With all that set up, it's quite easy to actually just start this test.

# Step 4: Execute tests

We are going to run this command wherein we will specify that we want to run the Pytest module in the tests directory.


python -m pytest ./tests --reportportal

A very important thing is to pass this --reportportal flag.

This is going to actually make sure that our tests run and report results into it.

As you can see, the test suite is running and it has already run.

We can notice that we have one failure and seven passed tests.



# Step 5: Analysis in ReportPortal

Let's go back to ReportPortal and see how the test results look.

It created a new test run and gives me the overall statistics of how many tests passed and failed.



It has the description, as well as the tags that we specified.

Let's go to the passed section first.



We can see the tests are neatly organized based on the module that they're running in, as well as the actual test.

You can see the doc string that we added on the test method is available.
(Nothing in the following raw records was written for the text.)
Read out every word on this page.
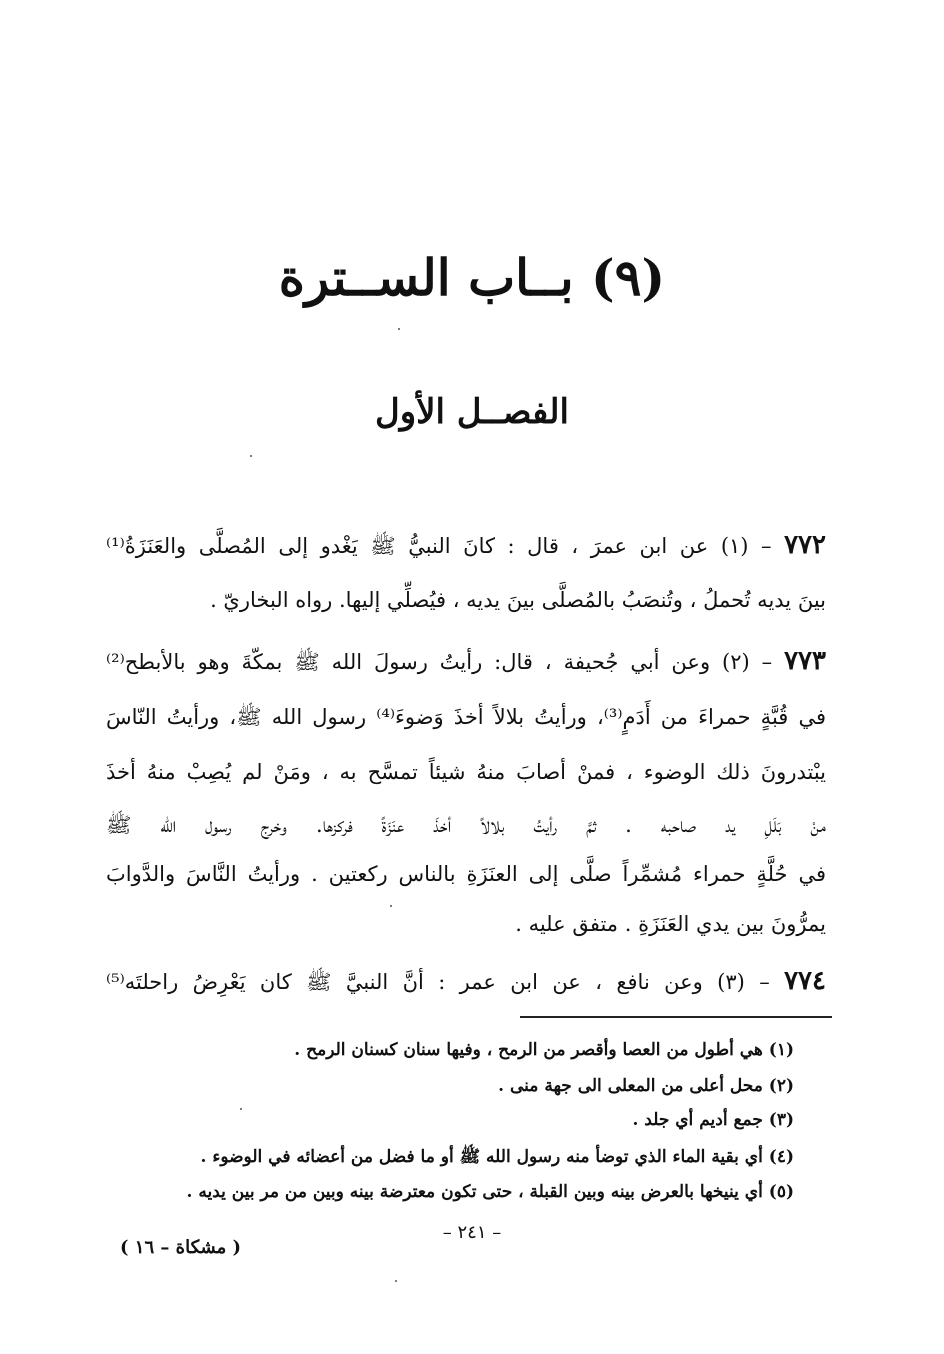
(٩) بــاب الســترة
الفصــل الأول
٧٧٢ – (١) عن ابن عمرَ ، قال : كانَ النبيُّ ﷺ يَغْدو إلى المُصلَّى والعَنَزَةُ⁽¹⁾
بينَ يديه تُحملُ ، وتُنصَبُ بالمُصلَّى بينَ يديه ، فيُصلِّي إليها. رواه البخاريّ .
٧٧٣ – (٢) وعن أبي جُحيفة ، قال: رأيتُ رسولَ الله ﷺ بمكّةَ وهو بالأبطح⁽²⁾
في قُبَّةٍ حمراءَ من أَدَمٍ⁽³⁾، ورأيتُ بلالاً أخذَ وَضوءَ⁽⁴⁾ رسول الله ﷺ، ورأيتُ النّاسَ
يبْتدرونَ ذلك الوضوء ، فمنْ أصابَ منهُ شيئاً تمسَّح به ، ومَنْ لم يُصِبْ منهُ أخذَ
منْ بَلَلِ يد صاحبه . ثمَّ رأيتُ بلالاً أخذَ عنَزَةً فركزها. وخرج رسول الله ﷺ
في حُلَّةٍ حمراء مُشمِّراً صلَّى إلى العنَزَةِ بالناس ركعتين . ورأيتُ النَّاسَ والدَّوابَ
يمرُّونَ بين يدي العَنَزَةِ . متفق عليه .
٧٧٤ – (٣) وعن نافع ، عن ابن عمر : أنَّ النبيَّ ﷺ كان يَعْرِضُ راحلتَه⁽⁵⁾
(١) هي أطول من العصا وأقصر من الرمح ، وفيها سنان كسنان الرمح .
(٢) محل أعلى من المعلى الى جهة منى .
(٣) جمع أديم أي جلد .
(٤) أي بقية الماء الذي توضأ منه رسول الله ﷺ أو ما فضل من أعضائه في الوضوء .
(٥) أي ينيخها بالعرض بينه وبين القبلة ، حتى تكون معترضة بينه وبين من مر بين يديه .
– ٢٤١ –
( مشكاة – ١٦ )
If you just expand the specific test, you can see it has the message that we were manually printing to the logs.



This is really nice because we can give a history of how the test really looks like.

Another important aspect to notice - this particular test actually ran in a specified amount of time and has been passing quite well.

This feature is really useful if you want to identify whether your test has started to fail now, or it has been failing consistently or is flaky.

So, the analysis abilities are quite good.

Let's go back and see the more interesting part on how the failures are represented.



This section lists out all the failed cases, and it tells me that the status for this test was failed.

Let's just expand this and you can see that this test has been consistently failing, which is expected since we created this COVID tracker test to fail on purpose.



When the test fails, you can see it also has the Pytest specific logs on how it failed and you can take a look at the actual assertion that failed.

You can, alternatively, even just expand the stack trace and only see the exact error stack trace, if you are not interested in the entire log.

Another neat feature that ReportPortal supports is analysis on a particular test.

Let me just show you what that means.

Assume that you had multiple failed test cases and you're going through and doing your analysis on whether these are actual bugs in the system or automation failures.

You can go ahead and give a particular state to this particular test.



You can specify whether this test was failing due to a product bug or it was an automation problem or an environment problem for that method and update these comments.

Let's just say that this is an actual product bug - "The count should not really be less" - and save this.

What you'll observe is the status now changed, and you have overall statistics on how many cases are actually product bugs for this specific launch, as well as comments.

ReportPortal has a much more rich set of integrations with your defect tracking system, so you could potentially even just create a bug right from ReportPortal.

That's it for this chapter, and as you can see, ReportPortal is a very nice reporting solution that you can integrate and gives you lots of rich features for very little effort.

The community that supports ReportPortal is really wonderful and they respond quite quickly on the Slack channel, in case you have any issues.

I would encourage you to check them out, understand how it works and how you can make use of this open source software for your own projects and framework needs.

That's it for this chapter and I really look forward to seeing you in the final chapter in this tutorial series.